As evidence of this flaw, they have now done four 1:4 reverse stock splits. The last four reverse splits occurred at $13.11 (11/2010), $8.77 (10/2012), $12.84 (11/2013), $9.52 (8/8/16). The prospectus says it can reverse split anytime it trades under $25 for a prolonged period and the splits will always be 1:4.
After the August split the ETF moved sideways for four weeks at $36. I think everyone was waiting for the typical August volatility. When it did not show up and the market rallied on Friday that support broke. And the decline began.

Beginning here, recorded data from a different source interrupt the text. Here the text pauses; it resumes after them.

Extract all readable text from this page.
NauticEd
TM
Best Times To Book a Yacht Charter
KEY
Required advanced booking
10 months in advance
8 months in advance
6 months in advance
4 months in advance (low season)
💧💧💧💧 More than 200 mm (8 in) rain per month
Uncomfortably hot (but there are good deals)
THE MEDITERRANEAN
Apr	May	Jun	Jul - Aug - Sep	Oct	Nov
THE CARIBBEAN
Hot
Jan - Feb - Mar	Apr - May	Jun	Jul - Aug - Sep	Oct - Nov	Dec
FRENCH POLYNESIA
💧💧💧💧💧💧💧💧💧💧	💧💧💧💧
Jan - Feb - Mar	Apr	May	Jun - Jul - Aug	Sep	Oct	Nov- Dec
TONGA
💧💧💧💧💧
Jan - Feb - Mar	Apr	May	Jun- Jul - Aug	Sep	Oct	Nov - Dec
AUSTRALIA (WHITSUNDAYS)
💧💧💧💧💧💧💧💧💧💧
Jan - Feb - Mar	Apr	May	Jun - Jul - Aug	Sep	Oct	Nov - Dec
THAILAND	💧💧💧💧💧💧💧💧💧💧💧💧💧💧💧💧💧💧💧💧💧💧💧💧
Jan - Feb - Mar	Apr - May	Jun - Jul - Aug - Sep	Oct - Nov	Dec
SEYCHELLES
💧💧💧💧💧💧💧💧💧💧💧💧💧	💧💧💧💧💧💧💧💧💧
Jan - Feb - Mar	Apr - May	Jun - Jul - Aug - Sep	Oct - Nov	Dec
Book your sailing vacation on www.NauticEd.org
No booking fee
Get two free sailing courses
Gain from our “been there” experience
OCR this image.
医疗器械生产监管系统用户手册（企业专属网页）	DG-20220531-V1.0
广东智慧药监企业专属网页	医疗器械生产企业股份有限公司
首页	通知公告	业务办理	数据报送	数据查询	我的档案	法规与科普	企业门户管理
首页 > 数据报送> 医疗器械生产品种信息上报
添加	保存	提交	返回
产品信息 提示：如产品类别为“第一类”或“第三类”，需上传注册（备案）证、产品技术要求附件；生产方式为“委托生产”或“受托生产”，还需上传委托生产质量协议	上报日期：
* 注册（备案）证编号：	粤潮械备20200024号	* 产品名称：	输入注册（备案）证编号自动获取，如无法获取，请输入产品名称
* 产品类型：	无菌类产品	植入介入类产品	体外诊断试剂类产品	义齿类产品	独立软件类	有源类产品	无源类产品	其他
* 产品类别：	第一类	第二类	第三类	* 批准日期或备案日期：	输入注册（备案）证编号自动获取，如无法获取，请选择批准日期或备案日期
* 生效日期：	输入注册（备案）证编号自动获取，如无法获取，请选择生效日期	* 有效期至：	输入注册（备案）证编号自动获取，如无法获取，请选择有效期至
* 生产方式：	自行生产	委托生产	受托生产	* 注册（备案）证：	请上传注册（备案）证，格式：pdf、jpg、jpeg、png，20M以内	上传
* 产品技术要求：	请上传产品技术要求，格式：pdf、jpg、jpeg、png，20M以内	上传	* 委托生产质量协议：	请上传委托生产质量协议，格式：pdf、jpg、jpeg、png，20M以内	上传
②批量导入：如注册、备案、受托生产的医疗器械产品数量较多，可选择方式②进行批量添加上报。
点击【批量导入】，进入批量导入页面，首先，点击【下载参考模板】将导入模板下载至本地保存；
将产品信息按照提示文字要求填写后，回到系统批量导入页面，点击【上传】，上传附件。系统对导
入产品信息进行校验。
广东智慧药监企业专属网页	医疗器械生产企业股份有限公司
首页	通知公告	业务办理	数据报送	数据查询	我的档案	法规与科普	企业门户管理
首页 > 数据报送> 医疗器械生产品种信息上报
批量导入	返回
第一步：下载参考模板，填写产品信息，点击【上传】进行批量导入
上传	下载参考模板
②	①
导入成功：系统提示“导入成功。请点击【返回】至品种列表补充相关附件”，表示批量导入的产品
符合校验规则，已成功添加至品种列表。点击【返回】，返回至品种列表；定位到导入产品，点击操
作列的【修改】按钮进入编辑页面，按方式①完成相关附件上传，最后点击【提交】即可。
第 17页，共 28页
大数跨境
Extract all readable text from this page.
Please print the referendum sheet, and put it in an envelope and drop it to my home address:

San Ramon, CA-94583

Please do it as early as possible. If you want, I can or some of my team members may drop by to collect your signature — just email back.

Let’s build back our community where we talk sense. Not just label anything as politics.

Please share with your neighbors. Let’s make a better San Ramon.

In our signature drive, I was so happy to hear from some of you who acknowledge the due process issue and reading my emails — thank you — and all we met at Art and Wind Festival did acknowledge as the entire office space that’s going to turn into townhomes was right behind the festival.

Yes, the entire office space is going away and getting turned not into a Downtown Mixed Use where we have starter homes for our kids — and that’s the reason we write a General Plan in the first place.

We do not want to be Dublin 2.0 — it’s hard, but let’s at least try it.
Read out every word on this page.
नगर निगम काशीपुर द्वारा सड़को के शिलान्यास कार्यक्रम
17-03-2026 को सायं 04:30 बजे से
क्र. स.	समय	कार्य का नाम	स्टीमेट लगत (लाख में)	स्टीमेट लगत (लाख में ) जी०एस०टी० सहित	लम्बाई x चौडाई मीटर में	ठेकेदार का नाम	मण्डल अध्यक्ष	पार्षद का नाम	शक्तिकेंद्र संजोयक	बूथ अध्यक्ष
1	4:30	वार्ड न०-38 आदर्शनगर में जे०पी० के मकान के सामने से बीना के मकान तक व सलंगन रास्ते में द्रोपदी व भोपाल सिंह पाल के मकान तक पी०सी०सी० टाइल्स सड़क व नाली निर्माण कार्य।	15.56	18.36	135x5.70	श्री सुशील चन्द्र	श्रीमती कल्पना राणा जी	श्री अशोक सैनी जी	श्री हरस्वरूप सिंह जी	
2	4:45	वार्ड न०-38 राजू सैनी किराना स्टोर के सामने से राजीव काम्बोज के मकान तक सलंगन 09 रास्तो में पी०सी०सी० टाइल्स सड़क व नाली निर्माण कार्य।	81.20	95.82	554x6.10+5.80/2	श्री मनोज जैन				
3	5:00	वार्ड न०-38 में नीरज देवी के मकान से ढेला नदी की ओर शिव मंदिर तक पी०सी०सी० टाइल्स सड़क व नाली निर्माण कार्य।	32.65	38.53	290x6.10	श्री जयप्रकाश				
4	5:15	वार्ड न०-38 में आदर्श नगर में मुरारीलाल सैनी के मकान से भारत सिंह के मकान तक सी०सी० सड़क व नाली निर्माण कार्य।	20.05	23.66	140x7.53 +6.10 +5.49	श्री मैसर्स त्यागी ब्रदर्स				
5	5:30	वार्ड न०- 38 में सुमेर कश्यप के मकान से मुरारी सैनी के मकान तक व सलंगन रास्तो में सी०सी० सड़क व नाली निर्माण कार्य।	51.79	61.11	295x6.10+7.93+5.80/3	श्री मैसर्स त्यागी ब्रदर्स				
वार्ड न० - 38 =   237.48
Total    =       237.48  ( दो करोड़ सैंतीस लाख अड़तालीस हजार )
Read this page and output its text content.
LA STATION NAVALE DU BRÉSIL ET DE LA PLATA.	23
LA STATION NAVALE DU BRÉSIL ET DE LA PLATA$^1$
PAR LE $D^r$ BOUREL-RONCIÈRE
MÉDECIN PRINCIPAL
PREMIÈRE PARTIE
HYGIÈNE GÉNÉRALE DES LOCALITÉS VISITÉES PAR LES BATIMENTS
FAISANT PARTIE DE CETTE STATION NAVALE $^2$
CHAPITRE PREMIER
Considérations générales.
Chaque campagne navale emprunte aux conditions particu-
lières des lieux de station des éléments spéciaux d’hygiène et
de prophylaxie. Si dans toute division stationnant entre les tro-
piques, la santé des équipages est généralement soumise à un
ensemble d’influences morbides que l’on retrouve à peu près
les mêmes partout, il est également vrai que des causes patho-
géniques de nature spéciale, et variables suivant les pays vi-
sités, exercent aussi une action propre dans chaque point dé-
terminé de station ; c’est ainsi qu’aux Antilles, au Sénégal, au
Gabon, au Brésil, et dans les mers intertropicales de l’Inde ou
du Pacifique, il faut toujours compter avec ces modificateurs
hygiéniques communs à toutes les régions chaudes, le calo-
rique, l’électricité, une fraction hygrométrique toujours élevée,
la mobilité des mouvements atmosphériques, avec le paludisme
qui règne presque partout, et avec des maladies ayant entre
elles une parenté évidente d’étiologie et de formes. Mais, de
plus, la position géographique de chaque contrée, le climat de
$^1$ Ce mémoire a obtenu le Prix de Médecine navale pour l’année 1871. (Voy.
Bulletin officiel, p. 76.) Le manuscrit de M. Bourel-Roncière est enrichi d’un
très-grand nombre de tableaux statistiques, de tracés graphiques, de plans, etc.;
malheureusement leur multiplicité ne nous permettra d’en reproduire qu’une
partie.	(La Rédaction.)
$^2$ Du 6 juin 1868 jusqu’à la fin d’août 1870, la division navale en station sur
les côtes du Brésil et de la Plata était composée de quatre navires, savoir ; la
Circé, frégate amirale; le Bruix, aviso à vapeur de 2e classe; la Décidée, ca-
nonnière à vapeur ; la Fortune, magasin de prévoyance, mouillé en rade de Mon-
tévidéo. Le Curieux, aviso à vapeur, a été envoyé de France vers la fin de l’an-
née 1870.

We exited the last short at $26.65 for a $7 gain back on December 13th. I am expecting the January volatility to lift the VXX back to $30. That will give us a great entry for the expected market rally in Feb/Jan where the VXX will crash again.
Unfortunately, put options are expensive with a volatility instrument at this price level. The only recommendation is to short the ETF and forget it. This will be a long-term position. This is not a 2-3 week play. I can guarantee you, if history holds, we can play this until it splits 1:4 again at $10. We may have to rotate in and out a couple times but it will eventually go to $10. Once we are in the position and profitable I will put a trailing stop loss on it. If the stop is hit we will take profits and then look for a bounce to get back in. We could keep this play in the portfolio on a trading basis permanently.
I am putting an entry trigger on the position at $29.50, a level we saw on December 1st. I would expect this to be hit in early January. The VXX could rise well over $30 if the market really corrects so I am not putting a stop loss on the position until the correction is over.
With a VXX trade at $29.50
Short VXX shares, currently $24.62, no initial stop loss.
No options recommended because of price.